# Chile Rellenos Quiche



## Raine (Sep 21, 2005)

*Chile Rellenos Quiche *







[font=Verdana, Arial, Helvetica, sans-serif] [/font]​[font=Verdana, Arial, Helvetica, sans-serif][/font]


_Ingredients:_ 

1 (9-inch) frozen pastry shell
2 cups grated Monterey Jack cheese
1 (4-ounce) can diced green chiles, drained
4 eggs
1 cup half-and-half
¼ teaspoon pepper
Taco sauce
Egg Topping (optional, recipe follows) 



_Directions:_ 

Preheat oven to 475 F. Bake frozen pastry shell for 5 minutes. Reduce oven to 375 F. 

Sprinkle 1 cup cheese in the partially baked crust. Layer with half of the chiles. Sprinkle with remaining cup of cheese. Add remaining chiles (more, if you like it hot). 

Mix together the eggs, half-and-half and pepper, and pour over the chiles. Bake in 375 F oven for 30 minutes. Serve with taco sauce. Or, add Egg Topping, bake and serve.
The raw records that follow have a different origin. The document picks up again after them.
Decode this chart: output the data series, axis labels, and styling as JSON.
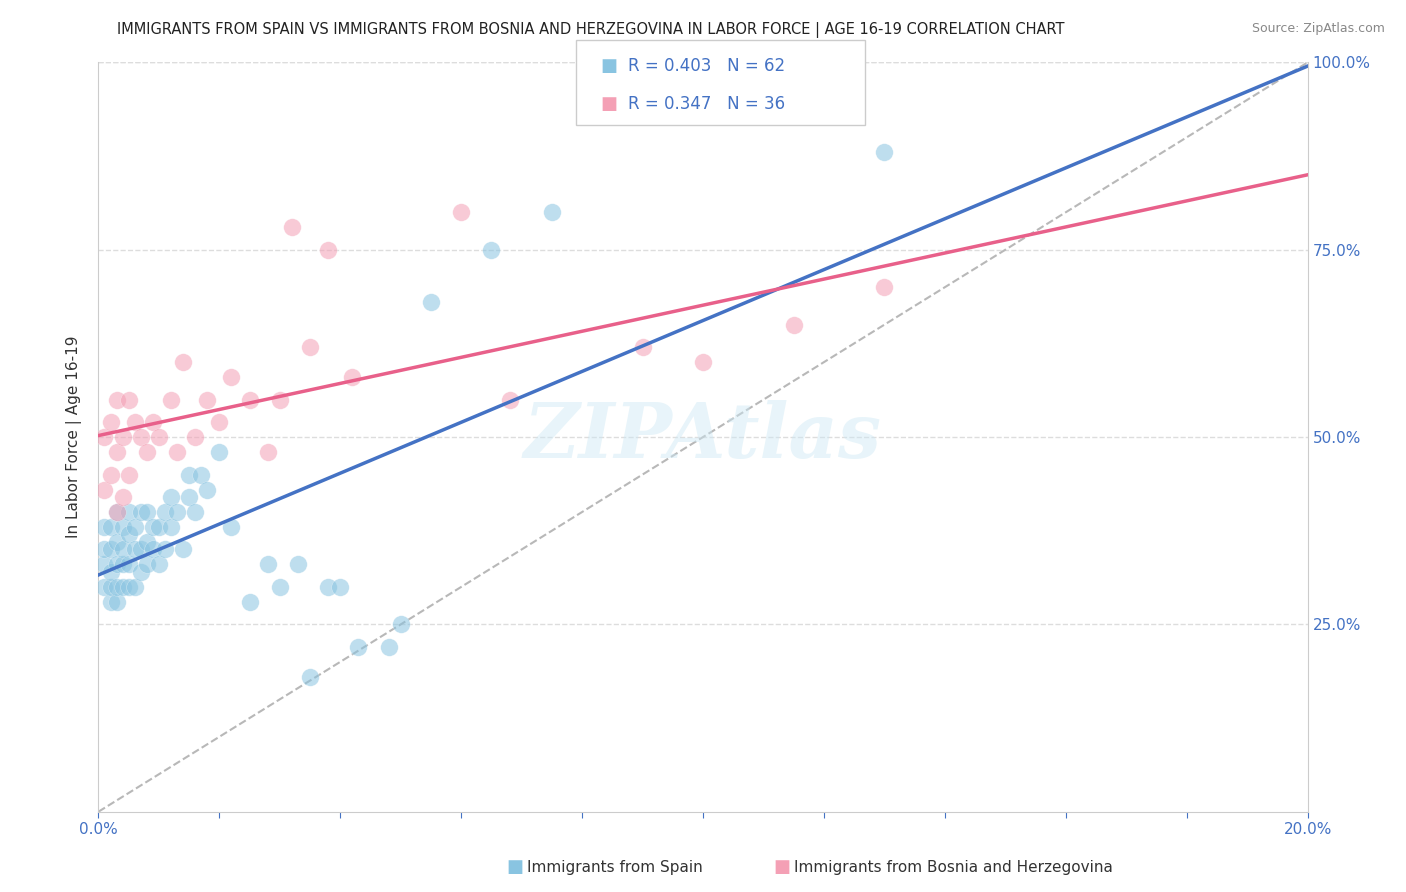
{
  "title": "IMMIGRANTS FROM SPAIN VS IMMIGRANTS FROM BOSNIA AND HERZEGOVINA IN LABOR FORCE | AGE 16-19 CORRELATION CHART",
  "source": "Source: ZipAtlas.com",
  "ylabel": "In Labor Force | Age 16-19",
  "legend_label_blue": "Immigrants from Spain",
  "legend_label_pink": "Immigrants from Bosnia and Herzegovina",
  "R_blue": 0.403,
  "N_blue": 62,
  "R_pink": 0.347,
  "N_pink": 36,
  "xlim": [
    0.0,
    0.2
  ],
  "ylim": [
    0.0,
    1.0
  ],
  "ytick_labels": [
    "25.0%",
    "50.0%",
    "75.0%",
    "100.0%"
  ],
  "ytick_vals": [
    0.25,
    0.5,
    0.75,
    1.0
  ],
  "color_blue": "#89c4e1",
  "color_pink": "#f4a0b5",
  "color_line_blue": "#4472c4",
  "color_line_pink": "#e8608a",
  "color_dashed": "#b8b8b8",
  "color_tick": "#4472c4",
  "blue_scatter_x": [
    0.001,
    0.001,
    0.001,
    0.001,
    0.002,
    0.002,
    0.002,
    0.002,
    0.002,
    0.003,
    0.003,
    0.003,
    0.003,
    0.003,
    0.004,
    0.004,
    0.004,
    0.004,
    0.005,
    0.005,
    0.005,
    0.005,
    0.006,
    0.006,
    0.006,
    0.007,
    0.007,
    0.007,
    0.008,
    0.008,
    0.008,
    0.009,
    0.009,
    0.01,
    0.01,
    0.011,
    0.011,
    0.012,
    0.012,
    0.013,
    0.014,
    0.015,
    0.015,
    0.016,
    0.017,
    0.018,
    0.02,
    0.022,
    0.025,
    0.028,
    0.03,
    0.033,
    0.035,
    0.038,
    0.04,
    0.043,
    0.048,
    0.05,
    0.055,
    0.065,
    0.075,
    0.13
  ],
  "blue_scatter_y": [
    0.3,
    0.33,
    0.35,
    0.38,
    0.28,
    0.3,
    0.32,
    0.35,
    0.38,
    0.28,
    0.3,
    0.33,
    0.36,
    0.4,
    0.3,
    0.33,
    0.35,
    0.38,
    0.3,
    0.33,
    0.37,
    0.4,
    0.3,
    0.35,
    0.38,
    0.32,
    0.35,
    0.4,
    0.33,
    0.36,
    0.4,
    0.35,
    0.38,
    0.33,
    0.38,
    0.35,
    0.4,
    0.38,
    0.42,
    0.4,
    0.35,
    0.42,
    0.45,
    0.4,
    0.45,
    0.43,
    0.48,
    0.38,
    0.28,
    0.33,
    0.3,
    0.33,
    0.18,
    0.3,
    0.3,
    0.22,
    0.22,
    0.25,
    0.68,
    0.75,
    0.8,
    0.88
  ],
  "pink_scatter_x": [
    0.001,
    0.001,
    0.002,
    0.002,
    0.003,
    0.003,
    0.003,
    0.004,
    0.004,
    0.005,
    0.005,
    0.006,
    0.007,
    0.008,
    0.009,
    0.01,
    0.012,
    0.013,
    0.014,
    0.016,
    0.018,
    0.02,
    0.022,
    0.025,
    0.028,
    0.03,
    0.032,
    0.035,
    0.038,
    0.042,
    0.06,
    0.068,
    0.09,
    0.1,
    0.115,
    0.13
  ],
  "pink_scatter_y": [
    0.43,
    0.5,
    0.45,
    0.52,
    0.4,
    0.48,
    0.55,
    0.42,
    0.5,
    0.45,
    0.55,
    0.52,
    0.5,
    0.48,
    0.52,
    0.5,
    0.55,
    0.48,
    0.6,
    0.5,
    0.55,
    0.52,
    0.58,
    0.55,
    0.48,
    0.55,
    0.78,
    0.62,
    0.75,
    0.58,
    0.8,
    0.55,
    0.62,
    0.6,
    0.65,
    0.7
  ]
}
Makes 6 to 8 servings. 



*Egg Topping: *

In a small bowl, beat 2 eggs whites until very stiff. Fold in 2 egg yolks, slightly beaten, until just blended. Spoon oven baked quiche. Be sure to seal topping to edge of crust. Return to oven and bake at 375 F for 15 minutes, or until golden brown. 



PER SERVING: Cal 259 (62% fat) *Fat* 18 g (9 g sat) *Chol* 185 mg *Sodium* 420 mg* Carb* 11 g *Calcium* 281 mg


----------



## tancowgirl2000 (Sep 23, 2005)

Is this a spicy thing?


----------



## texasgirl (Sep 23, 2005)

That sounds great!


----------